A local orchestra is doing M2 this weekend and the conductor has asked that Timpani I and Timpani II be placed on opposite sides of the stage, claiming "this is what Mahler wanted." I spot-checked some recordings this afternoon and found that most conductors put the two sets of timpani quite close together, for example Klemperer, Walter, Kaplan (both), Solti (Chicago), Bernstein, Maazel (NY), de Waart, van Zweden, Honeck, Mehta (Vienna), Litton, Slatkin, Farberman, Kubelik, Bertini, Segerstam, Tennstedt, Abbado (Lucerne), Rattle, Haitink, Gergiev, and Chung. Solti (LSO) shows moderate separation, but both sets are still in the same general area.
I found only two recordings with an extreme left/right timpani placement: David Zinman (Zurich) and Herbert Blomstedt (San Francisco).
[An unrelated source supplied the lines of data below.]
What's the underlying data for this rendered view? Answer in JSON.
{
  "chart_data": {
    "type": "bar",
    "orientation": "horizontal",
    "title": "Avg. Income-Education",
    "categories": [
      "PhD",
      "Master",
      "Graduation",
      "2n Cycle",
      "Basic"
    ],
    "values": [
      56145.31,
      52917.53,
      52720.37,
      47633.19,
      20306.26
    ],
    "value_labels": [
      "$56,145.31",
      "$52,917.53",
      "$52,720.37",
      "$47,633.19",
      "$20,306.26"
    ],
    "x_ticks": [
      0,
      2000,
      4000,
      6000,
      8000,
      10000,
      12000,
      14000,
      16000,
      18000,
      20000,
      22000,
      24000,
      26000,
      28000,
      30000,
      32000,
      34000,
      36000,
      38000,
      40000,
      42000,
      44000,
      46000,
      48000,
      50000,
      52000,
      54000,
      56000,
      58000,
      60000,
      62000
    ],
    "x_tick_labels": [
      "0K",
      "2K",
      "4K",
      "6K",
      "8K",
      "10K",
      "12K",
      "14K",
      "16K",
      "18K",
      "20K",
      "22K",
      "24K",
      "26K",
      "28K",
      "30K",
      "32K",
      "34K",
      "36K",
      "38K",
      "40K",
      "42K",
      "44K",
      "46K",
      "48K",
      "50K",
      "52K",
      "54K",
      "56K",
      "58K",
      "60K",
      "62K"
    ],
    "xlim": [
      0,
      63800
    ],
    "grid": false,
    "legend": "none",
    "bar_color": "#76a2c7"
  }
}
I've researched the literature available to me but found nothing suggesting Mahler preferred widely-spaced timpani. Surely Gilbert Kaplan would have uncovered any such preference and employed it in his two recordings. As I look at the two parts, they don't really seem to have been written with antiphonal effects in mind. Does anyone here know something about this?